Visibilidad
Visibilidad. Ese era -y sigue siendo- uno de los valores que Italo Calvino incluyó en su célebre lista de propuestas para el próximo milenio, es decir, para el milenio en curso. Los otros (las otras cuatro propuestas del autor italiano) eran la levedad, la rapidez, la exactitud y la multiplicidad. Sostenía Calvino que la visibilidad era uno de los valores básicos que debían salvarse de cara al futuro, y advertía del peligro que podía suponer la pérdida de la capacidad humana de enfocar las cuestiones vitales, los problemas reales, mediante la visión de imágenes que nos hagan pensar, reflexionar, actuar en lo concreto. Los problemas, las cosas, las personas, por tanto, debían ser visibles.
Este martes pensaba dedicárselo a Italo Calvino porque hace veinte años, en septiembre de 1985, el escritor al que debemos parte de lo mejor de nuestra vida de lectores y, sin ninguna duda, algunos de los textos narrativos y ensayísticos más inteligentes, divertidos y originales del pasado siglo, fallecía en su casa de Siena mientras preparaba, precisamente, las conferencias que darían lugar a aquellas Seis propuestas para el próximo milenio que serían finalmente cinco y entre las cuales se encontraba la visibilidad que alumbra esta columna.
Pero, mientras leía a Calvino, el horror y la desolación se hacían visibles en Nueva Orleans. El huracán Katrina frustraba nuestros planes de irnos por las ramas con Cósimo Piovasco, aquel inolvidable Barón rampante que decidió no bajar de los árboles, y nos forzaba a descender a tierra o, mejor dicho, al légamo inundado que a estas horas sigue siendo la ciudad de los viejos vapores de rueda, los casinos y el jazz.
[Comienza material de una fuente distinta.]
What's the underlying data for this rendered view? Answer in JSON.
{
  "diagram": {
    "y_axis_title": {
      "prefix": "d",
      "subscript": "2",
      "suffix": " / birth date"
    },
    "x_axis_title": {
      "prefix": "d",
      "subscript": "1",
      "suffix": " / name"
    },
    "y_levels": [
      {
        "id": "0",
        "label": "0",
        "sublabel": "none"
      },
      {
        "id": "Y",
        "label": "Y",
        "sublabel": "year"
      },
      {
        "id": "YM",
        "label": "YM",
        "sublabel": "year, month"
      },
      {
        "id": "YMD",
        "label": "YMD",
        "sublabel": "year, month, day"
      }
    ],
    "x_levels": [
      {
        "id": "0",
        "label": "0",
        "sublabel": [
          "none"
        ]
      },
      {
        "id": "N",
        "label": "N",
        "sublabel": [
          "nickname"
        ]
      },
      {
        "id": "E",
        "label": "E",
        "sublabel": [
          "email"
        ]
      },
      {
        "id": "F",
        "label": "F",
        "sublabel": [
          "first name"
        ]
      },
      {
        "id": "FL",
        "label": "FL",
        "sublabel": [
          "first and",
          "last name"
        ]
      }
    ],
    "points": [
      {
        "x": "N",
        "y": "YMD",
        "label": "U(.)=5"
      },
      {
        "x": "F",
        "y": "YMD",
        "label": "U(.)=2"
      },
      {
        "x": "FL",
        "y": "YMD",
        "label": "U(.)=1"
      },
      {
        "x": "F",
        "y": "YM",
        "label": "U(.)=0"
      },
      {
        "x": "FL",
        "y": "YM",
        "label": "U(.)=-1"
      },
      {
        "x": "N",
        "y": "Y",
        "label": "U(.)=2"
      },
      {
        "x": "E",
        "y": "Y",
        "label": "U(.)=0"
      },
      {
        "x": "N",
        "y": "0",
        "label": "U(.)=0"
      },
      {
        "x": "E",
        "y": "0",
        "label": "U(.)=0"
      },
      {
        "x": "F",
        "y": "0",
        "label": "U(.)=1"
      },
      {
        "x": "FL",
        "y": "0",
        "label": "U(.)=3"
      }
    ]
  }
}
De pronto lo invisible se ha tornado visible. De pronto sale a flote, junto a los cocodrilos y los muertos de los que hablaba el sábado Leonardo Padura en un soberbio artículo publicado en este mismo diario, el lado oculto del sueño americano. Estábamos habituados a las grandes catástrofes naturales en los países pobres de América del Sur, Africa o Asia, las estúpidamente llamadas crisis humanitarias. Lo que no presumíamos es que el país más poderoso de la tierra, de un día para otro, se levantase en medio del desastre y pidiendo socorro económico a la Unión Europea. La visibilidad de la miseria oculta ha sido un espectáculo que tardaremos tiempo en olvidar. Hemos visto la imagen de la devastación, miles de desgraciados hacinándose en el Superdome, sin comida ni agua, esperando una ayuda que no llega y unos autobuses que nadie sabe si realmente existen. Soldados de la Guardia Nacional con el polvo de Irak aún en las botas empuñando sus M-16, a punto de llegar o a punto de irse. Gente desesperada buscando a sus familiares, niños y ancianos heridos o muertos. Y sobre todo negros. Negros en los terrados, navegando en canapés flotantes, arrastrando carricoches increíbles, atracando hipermercados, disparando a helicópteros de ayuda, maldiciendo, rezando, muriendo. Eso es lo que hemos visto, entre otras imágenes de la iconografía dantesca, desde que el huracán Katrina llegó a Nueva Orleans, una ciudad donde la cuarta parte de sus habitantes vive (lo hemos sabido ahora, leyendo los periódicos y viendo la televisión) por debajo del umbral de la pobreza.
La mayoría de los pobres de Nueva Orleans son negros. Lo hemos podido ver. Han alcanzado la visibilidad. Como escribía un sociólogo de la Universidad de Massachusetts: "Es peligroso ser pobre, es peligroso ser negro". Es peligroso que te sorprenda un día de huracán en un barrio de negros sin recursos. El cuarto mundo ha conseguido la visibilidad que se le niega. ¿Quién escapó y quién quedó atrapado en la ciudad por falta de los mínimos recursos? La relación entre clase y color sigue siendo una herida en Norteamérica. La endeblez del Estado también se ha hecho visible. En el país del dinero no hay dinero para las obras públicas. El año pasado fueron solicitados 100 millones de euros para invertir en infraestructuras de protección contra inundaciones en Nueva Orleans. La Casa Blanca redujo la partida a unos insuficientes 35 millones. Entretanto, las industrias del carbón y el petróleo invierten millones de dólares en reducir la visibilidad científica del cambio climático, sembrando dudas sobre su relación con las catástrofes naturales. Pero la visibilidad de Katrina es algo inocultable. Debería servirnos para algo. ¿Para abrirnos los ojos?